For one analyst on Wall Street, it’s time to buy stock in the defense giant
Lockheed Martin.
The reason has nothing to do with balloons. The growth outlook is improving.

This call has some urgency, too. It’s a rare double upgrade.

Monday evening, Credit Suisse analyst Scott Deuschle upgraded
Lockheed Martin
(ticker: LMT) stock to Buy all the way from Sell without stopping at Hold. It is far more typical to see stocks upgraded, or downgraded, one level at a time.

“The rationale for our upgrade focuses on our [stronger] sector outlook, improved confidence in Lockheed’s growth inflection and [earnings] estimate upside opportunity,” wrote the analyst in his report.

He sees operating profit at Lockheed growing as fast as at
Northrop Grumman
(NOC) which “argues for a relative multiple rerating.” Northrop stock trades for about 20 times estimated 2023 earnings. Lockheed trades for about 17 times.

Wall Street expects Northrop’s operating profit to grow at about 11% a year on average for the coming three years.

Before the upgrade, when Deuschle’s rating on Lockheed rating was Sell, he was worried about a weak ratio of orders to sales. Lockheed, however, has reported orders greater than sales for three consecutive quarters.

Lockheed stock was up 1.7% in premarket trading. Futures on the
S&P 500
gained 0.1%, while
Dow Jones Industrial Average
futures were down 0.2%.

Deuschle’s call is a bullish take on one of the least popular defense stocks. Only 32% of analysts covering Lockheed stock rate the shares at Buy. The average Buy-rating ratio for stocks in the S&P 500 is about 58%.

About 40% of analysts covering Northrop stock rate the shares at Buy. The Buy-rating ratios for defense contractors
Raytheon Technologies
General Dynamics
(GD), and
L3Harris Technologies
(RTX) are 63%, 67%, and 54%, respectively.

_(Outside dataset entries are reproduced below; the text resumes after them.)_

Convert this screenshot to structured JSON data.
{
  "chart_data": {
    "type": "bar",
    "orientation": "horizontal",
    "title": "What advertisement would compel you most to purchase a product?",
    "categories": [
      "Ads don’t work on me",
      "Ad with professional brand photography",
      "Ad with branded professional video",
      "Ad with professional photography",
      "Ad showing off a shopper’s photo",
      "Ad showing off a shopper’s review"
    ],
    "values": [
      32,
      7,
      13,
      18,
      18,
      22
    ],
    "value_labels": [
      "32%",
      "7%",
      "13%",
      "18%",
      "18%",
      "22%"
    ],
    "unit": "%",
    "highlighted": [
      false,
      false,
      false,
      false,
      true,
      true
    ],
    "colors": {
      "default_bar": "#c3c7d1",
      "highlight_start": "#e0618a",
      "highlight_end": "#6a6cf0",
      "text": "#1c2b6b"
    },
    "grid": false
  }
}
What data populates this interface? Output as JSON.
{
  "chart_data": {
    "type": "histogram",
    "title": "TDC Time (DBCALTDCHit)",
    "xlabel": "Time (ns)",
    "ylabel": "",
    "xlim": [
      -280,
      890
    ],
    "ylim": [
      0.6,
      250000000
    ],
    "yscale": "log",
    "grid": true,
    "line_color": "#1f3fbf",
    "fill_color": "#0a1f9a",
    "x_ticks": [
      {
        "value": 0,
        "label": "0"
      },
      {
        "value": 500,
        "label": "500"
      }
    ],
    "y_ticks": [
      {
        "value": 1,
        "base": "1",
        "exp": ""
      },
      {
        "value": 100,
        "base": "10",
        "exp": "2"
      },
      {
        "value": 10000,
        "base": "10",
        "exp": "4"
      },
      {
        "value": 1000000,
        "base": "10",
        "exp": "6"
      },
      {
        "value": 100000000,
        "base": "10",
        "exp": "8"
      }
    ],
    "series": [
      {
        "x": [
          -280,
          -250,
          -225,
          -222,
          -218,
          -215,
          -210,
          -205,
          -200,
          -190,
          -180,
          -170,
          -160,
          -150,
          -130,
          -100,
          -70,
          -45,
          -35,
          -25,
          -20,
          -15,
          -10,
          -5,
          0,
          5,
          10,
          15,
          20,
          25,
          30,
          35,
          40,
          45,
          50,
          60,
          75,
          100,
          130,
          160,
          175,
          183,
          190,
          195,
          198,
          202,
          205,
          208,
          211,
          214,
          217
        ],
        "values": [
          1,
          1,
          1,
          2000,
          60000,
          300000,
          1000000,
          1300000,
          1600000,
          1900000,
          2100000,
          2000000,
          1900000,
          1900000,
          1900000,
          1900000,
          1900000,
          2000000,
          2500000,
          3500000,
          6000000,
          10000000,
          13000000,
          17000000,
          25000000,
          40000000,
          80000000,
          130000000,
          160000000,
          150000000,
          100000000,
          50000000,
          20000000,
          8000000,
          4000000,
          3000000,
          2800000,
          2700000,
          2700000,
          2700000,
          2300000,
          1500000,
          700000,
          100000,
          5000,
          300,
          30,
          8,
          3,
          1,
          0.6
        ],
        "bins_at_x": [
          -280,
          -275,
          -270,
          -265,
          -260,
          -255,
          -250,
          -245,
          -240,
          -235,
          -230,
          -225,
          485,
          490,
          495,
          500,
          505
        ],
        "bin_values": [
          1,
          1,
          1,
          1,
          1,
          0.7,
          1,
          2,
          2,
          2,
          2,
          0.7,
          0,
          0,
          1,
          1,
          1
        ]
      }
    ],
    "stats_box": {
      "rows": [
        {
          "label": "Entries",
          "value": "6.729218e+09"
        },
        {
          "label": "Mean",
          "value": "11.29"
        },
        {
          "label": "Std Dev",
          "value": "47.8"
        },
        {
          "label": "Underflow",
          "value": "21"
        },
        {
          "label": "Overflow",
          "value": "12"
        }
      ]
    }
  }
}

Some of the concern about Lockheed, relatively speaking, is the current price/earnings ratio at around 17. Shares have traded closer to 14 times earnings over the past few years, a discount to the market. Some discount was warranted: Sales at Lockheed have dropped for the past few years as some of its fighter jet programs have matured.

Deuschle sees sales growth picking back up, with sales hitting $71.2 billion by 2025, up from $66 billion reported in 2022. The consensus Wall Street estimate for 2025 sales is $70.2 billion.

Coming into Tuesday trading, Lockheed shares were down about 4% so far this year. They are up about 20% over the past 12 months, about 28 percentage points better than the overall market.

Shares are up about 2% since U.S. officials spotted a Chinese balloon floating over the U.S. on Jan. 28.